Он улыбнулся ей странной, кривой улыбкой.
– Потому что я отдал жизнь борьбе с правящей элитой, но мне редко доводилось прежде беседовать по душам с одной из ее представительниц.
Шарлотта интуитивно поняла, что он не назвал ей истинной причины, хотя она вообразить себе не могла, зачем понадобилась эта ложь. Вероятно, ему тоже было чего стыдиться. Чаще всего люди не говорили ей всей правды именно из-за этого.
– Я принадлежу к правящей элите не больше, чем любимая собака моего отца, – возразила она.
Эта реплика заставила его улыбнуться гораздо искреннее.
– Тогда расскажите о своей матушке.
– У нее сильно расстроены нервы. Иногда она даже принимает лауданум.
– Что это?
– Лекарство на основе опия.
Максим удивленно вскинул брови.
– Это нехорошо.
– Почему?
– Считается, что принимать опий вредно, это ведет к деградации личности.
– Нет, если количество ограничено и служит лечебным целям.
– Вот даже как?
– Я слышу в вашем голосе скепсис.
– И вы не ошиблись.
– Тогда поясните, что вы имеете в виду.
– Если вашей маме необходим опий, то, как я подозреваю, потому, что она несчастна, а не просто больна.
– С чего бы ей быть несчастной?
– Вам виднее. Она ведь ваша мама.
Шарлотта призадумалась. Была ли мама несчастлива? Она, конечно, не выглядела такой довольной жизнью, как папа. Слишком много волновалась и порой срывалась на пустом месте. И все же…
– Она, пожалуй, чересчур склонна все усложнять, – наконец произнесла она. – Но я не вижу причин считать ее несчастной. Быть может, так происходит со всеми, кто вынужден покинуть свою родину?
– Вероятно, – согласился Максим, но его словам недоставало убежденности. – У вас есть братья или сестры?
– Нет. Моя лучшая подруга – двоюродная сестра Белинда. Мы с ней одногодки.
– А просто друзья?
– Друзей нет. Есть только знакомые.
– Быть может, еще кузины или кузены?
– Мальчики-близнецы шести лет от роду. Разумеется, у меня полно родственников моего возраста в России, но я ни с кем из них не встречалась, кроме Алекса. А он как раз намного старше меня.

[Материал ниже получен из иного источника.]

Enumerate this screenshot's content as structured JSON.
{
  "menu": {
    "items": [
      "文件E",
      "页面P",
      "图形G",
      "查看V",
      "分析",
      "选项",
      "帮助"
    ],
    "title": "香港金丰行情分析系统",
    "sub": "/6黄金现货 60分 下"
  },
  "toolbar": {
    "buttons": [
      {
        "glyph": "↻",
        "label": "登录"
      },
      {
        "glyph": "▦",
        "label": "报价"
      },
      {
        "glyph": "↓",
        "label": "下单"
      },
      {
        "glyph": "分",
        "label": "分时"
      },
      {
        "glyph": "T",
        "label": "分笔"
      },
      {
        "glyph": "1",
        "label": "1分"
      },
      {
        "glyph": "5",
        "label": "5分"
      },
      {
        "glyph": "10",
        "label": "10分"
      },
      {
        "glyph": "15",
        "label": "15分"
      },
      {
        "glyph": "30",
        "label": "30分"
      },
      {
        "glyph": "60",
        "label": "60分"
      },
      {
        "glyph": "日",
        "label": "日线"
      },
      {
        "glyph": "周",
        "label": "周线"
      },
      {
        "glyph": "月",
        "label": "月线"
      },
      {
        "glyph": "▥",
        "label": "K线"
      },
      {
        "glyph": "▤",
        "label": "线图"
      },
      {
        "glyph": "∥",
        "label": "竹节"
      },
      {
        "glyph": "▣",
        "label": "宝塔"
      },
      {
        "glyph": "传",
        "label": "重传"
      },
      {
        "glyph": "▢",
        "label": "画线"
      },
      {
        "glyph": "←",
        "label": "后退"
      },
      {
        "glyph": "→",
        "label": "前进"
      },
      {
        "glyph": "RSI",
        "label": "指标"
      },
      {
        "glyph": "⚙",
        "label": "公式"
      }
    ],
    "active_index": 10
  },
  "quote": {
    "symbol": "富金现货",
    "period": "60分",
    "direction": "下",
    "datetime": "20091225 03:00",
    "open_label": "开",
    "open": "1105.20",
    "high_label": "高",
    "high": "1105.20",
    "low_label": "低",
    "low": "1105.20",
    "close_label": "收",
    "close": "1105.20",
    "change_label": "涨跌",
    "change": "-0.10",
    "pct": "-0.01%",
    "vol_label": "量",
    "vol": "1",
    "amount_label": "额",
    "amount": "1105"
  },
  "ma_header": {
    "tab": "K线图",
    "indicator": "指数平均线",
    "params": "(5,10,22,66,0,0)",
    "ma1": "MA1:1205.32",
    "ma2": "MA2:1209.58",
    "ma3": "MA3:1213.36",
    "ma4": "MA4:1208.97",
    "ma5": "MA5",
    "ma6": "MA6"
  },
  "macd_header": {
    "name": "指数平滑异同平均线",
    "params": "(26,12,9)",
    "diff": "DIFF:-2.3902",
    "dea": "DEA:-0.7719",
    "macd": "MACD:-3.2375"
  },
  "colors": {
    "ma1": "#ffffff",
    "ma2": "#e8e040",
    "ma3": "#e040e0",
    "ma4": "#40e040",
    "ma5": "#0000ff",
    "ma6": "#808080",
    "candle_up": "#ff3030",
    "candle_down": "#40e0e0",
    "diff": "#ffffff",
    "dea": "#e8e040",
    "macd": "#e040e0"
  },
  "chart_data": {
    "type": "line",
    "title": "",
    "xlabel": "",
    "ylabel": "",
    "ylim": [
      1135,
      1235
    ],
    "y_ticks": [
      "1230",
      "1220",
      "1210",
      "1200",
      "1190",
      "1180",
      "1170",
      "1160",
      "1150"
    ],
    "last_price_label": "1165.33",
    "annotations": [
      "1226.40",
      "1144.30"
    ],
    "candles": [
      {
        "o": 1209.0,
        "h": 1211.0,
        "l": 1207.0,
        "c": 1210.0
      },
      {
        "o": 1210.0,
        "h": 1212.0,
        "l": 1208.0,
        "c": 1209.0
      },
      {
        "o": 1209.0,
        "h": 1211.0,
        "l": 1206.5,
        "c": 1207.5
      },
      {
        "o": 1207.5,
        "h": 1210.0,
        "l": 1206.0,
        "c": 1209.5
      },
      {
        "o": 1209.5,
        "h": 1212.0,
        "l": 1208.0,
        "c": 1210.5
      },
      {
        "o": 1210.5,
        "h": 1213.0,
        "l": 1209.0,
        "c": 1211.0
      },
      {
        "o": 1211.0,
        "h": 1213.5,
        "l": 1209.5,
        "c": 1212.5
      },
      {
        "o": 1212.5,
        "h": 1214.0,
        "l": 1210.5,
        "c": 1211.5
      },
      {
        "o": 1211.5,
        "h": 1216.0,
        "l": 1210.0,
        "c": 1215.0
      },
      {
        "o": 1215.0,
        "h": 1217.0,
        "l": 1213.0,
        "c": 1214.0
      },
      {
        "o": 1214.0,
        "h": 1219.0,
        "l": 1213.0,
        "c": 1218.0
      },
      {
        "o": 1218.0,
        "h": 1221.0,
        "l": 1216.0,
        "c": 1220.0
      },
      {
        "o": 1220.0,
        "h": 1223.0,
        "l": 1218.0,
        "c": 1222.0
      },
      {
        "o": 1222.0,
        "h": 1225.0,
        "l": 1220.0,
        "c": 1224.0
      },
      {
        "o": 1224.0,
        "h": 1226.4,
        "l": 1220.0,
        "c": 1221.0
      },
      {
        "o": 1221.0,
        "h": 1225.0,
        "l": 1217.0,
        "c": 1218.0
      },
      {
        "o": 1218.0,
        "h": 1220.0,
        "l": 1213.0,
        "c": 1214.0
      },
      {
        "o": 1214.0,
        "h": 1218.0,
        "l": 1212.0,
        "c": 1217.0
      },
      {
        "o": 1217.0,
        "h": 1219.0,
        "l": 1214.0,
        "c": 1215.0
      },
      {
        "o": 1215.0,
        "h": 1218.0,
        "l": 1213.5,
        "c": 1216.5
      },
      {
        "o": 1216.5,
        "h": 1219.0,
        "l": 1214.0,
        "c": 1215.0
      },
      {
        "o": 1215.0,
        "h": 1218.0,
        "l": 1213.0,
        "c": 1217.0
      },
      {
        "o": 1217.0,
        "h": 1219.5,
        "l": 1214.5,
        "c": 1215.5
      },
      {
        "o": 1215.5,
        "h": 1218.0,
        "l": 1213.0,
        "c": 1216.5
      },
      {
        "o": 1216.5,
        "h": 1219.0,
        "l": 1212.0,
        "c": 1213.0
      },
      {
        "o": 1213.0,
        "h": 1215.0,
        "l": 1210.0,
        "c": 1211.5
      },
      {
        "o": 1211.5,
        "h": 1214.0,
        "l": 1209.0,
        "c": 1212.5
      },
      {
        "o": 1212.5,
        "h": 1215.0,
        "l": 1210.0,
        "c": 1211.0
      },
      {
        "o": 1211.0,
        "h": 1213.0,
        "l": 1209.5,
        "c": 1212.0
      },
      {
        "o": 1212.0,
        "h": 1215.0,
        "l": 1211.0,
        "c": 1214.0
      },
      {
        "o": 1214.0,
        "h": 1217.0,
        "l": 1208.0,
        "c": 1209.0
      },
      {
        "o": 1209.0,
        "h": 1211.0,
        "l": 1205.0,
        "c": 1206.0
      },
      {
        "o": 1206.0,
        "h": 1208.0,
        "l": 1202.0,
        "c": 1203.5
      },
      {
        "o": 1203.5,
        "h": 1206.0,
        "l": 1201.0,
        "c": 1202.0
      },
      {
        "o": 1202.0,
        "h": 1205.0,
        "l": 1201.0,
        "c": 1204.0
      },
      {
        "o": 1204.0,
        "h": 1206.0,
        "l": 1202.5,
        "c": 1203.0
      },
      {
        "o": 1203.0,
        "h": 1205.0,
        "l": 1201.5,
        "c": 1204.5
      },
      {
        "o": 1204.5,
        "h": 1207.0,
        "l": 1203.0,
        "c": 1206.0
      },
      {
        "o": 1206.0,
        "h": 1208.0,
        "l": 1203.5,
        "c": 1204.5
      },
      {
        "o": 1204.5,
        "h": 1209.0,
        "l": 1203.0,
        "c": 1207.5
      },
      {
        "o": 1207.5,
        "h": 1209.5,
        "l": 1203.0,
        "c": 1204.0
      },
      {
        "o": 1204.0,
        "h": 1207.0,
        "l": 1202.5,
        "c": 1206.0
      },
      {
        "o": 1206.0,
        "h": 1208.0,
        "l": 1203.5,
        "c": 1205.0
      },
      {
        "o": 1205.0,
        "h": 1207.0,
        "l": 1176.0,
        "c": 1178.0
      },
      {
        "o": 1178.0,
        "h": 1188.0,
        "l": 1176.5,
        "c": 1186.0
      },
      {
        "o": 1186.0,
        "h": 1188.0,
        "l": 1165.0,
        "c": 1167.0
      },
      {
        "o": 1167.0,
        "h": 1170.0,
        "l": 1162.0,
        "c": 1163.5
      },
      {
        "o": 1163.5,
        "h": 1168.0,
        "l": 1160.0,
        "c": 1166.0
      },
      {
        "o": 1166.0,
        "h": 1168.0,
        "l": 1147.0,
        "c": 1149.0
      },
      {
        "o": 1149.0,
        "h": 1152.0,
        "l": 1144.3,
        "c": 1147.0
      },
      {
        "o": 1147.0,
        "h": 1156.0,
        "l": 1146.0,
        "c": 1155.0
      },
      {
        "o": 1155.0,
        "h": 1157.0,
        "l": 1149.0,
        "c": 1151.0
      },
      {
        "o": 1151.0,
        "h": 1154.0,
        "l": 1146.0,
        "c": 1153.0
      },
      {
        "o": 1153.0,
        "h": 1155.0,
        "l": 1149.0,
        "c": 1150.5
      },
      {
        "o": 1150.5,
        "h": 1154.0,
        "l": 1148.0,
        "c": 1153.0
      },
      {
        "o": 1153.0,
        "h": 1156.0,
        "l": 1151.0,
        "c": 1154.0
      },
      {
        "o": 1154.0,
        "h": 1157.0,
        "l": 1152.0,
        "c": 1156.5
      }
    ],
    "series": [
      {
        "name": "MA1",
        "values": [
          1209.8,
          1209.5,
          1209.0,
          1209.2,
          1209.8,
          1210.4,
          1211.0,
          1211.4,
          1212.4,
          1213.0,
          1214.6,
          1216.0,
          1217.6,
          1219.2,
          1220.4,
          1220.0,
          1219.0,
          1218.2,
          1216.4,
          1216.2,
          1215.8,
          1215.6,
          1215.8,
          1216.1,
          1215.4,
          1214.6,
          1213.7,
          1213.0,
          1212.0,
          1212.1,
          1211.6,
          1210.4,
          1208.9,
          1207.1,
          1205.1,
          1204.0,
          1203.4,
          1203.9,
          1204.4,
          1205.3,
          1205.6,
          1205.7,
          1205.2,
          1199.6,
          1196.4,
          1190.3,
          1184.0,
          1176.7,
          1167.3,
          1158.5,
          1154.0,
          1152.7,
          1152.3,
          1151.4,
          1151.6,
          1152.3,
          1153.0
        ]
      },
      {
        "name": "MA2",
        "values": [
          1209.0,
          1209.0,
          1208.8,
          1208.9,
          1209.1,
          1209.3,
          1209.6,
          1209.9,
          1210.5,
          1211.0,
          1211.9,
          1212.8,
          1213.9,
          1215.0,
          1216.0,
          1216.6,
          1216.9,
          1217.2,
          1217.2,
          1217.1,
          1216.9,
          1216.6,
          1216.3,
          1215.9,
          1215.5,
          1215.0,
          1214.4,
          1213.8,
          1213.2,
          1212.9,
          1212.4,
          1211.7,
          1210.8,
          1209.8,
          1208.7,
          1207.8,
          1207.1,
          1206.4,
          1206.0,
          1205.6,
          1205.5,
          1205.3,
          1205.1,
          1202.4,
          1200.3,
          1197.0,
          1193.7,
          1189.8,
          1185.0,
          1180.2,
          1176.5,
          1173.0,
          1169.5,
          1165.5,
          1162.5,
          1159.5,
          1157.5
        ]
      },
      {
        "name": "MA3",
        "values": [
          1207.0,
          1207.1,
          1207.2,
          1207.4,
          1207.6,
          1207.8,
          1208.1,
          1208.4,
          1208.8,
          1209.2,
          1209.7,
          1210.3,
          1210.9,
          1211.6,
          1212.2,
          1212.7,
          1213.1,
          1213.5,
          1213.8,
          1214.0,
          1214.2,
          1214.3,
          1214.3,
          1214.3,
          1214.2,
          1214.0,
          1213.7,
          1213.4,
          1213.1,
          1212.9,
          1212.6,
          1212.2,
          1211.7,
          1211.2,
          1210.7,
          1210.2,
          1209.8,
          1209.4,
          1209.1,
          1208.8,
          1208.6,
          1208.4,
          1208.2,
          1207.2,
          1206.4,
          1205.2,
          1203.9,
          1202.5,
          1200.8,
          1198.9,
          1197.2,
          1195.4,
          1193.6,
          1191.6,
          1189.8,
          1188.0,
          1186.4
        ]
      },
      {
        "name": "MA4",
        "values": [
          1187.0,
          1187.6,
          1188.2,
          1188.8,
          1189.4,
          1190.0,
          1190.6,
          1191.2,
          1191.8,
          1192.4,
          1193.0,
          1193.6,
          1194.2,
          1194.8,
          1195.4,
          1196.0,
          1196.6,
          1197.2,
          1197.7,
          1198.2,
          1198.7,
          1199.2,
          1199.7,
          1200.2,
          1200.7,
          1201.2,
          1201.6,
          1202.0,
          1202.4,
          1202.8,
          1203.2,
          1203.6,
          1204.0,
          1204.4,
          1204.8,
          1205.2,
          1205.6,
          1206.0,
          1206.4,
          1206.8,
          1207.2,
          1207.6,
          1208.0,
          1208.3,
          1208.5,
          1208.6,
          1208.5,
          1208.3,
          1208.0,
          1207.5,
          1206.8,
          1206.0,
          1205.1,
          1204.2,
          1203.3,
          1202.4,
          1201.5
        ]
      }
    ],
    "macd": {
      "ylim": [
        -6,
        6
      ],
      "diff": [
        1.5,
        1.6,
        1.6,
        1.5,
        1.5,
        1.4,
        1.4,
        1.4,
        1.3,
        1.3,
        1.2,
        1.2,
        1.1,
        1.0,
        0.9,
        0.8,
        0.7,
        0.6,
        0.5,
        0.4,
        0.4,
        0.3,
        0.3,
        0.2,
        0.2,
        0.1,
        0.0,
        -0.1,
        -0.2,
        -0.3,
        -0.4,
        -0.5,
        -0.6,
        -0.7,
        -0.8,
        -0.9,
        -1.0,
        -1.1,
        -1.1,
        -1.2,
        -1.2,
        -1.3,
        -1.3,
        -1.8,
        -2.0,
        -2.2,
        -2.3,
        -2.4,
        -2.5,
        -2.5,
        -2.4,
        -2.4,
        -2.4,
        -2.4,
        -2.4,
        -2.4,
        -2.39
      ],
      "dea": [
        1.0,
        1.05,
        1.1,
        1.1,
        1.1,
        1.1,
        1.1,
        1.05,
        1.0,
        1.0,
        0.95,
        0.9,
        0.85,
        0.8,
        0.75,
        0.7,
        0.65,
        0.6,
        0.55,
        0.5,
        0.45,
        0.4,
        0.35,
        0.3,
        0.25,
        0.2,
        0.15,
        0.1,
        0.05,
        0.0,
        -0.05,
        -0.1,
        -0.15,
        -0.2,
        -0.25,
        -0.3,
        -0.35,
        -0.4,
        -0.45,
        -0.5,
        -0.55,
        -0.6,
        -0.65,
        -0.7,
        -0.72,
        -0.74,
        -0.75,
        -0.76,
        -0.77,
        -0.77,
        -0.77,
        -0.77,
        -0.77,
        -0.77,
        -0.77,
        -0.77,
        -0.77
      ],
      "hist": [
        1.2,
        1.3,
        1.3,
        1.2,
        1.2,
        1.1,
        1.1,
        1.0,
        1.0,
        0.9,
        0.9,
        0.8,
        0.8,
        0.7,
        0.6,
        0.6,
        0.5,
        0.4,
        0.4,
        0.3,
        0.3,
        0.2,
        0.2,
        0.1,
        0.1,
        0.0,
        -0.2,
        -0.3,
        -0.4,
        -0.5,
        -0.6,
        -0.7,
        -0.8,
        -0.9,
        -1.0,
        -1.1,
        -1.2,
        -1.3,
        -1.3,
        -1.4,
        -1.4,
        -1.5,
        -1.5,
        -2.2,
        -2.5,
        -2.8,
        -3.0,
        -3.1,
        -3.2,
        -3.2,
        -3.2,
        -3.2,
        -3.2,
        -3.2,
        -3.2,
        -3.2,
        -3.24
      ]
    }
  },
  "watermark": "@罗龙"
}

– И что вы собираетесь делать в будущем?
– Ну и вопросы вы задаете!
– То есть вы сами не знаете?
– Еще не решила.
– А какие у вас есть варианты?
– Это тоже не такой простой вопрос, как кажется. То есть, конечно, предполагается, что я выйду замуж за молодого человека одного со мной круга и буду воспитывать детей. И замужество действительно наиболее вероятная перспектива.
– Почему?
– Потому хотя бы, что Уолден-Холл не перейдет ко мне по наследству после смерти отца.
– Как так?
– Имение передается вместе с титулом, а я, как вы понимаете, не могу стать графом Уолденом. А значит, новым владельцем усадьбы станет Питер – старший из близнецов.
– Понятно.
– К тому же сама я не смогу заработать себе на жизнь.
– Конечно же, сможете!
– Я ничего не умею.
– Так учитесь.
– Чему, например?
Максим пожал плечами:
– Да чему угодно. Вы можете выращивать породистых лошадей, управлять собственным магазином, поступить на государственную службу, стать профессором математики, писать пьесы для театра.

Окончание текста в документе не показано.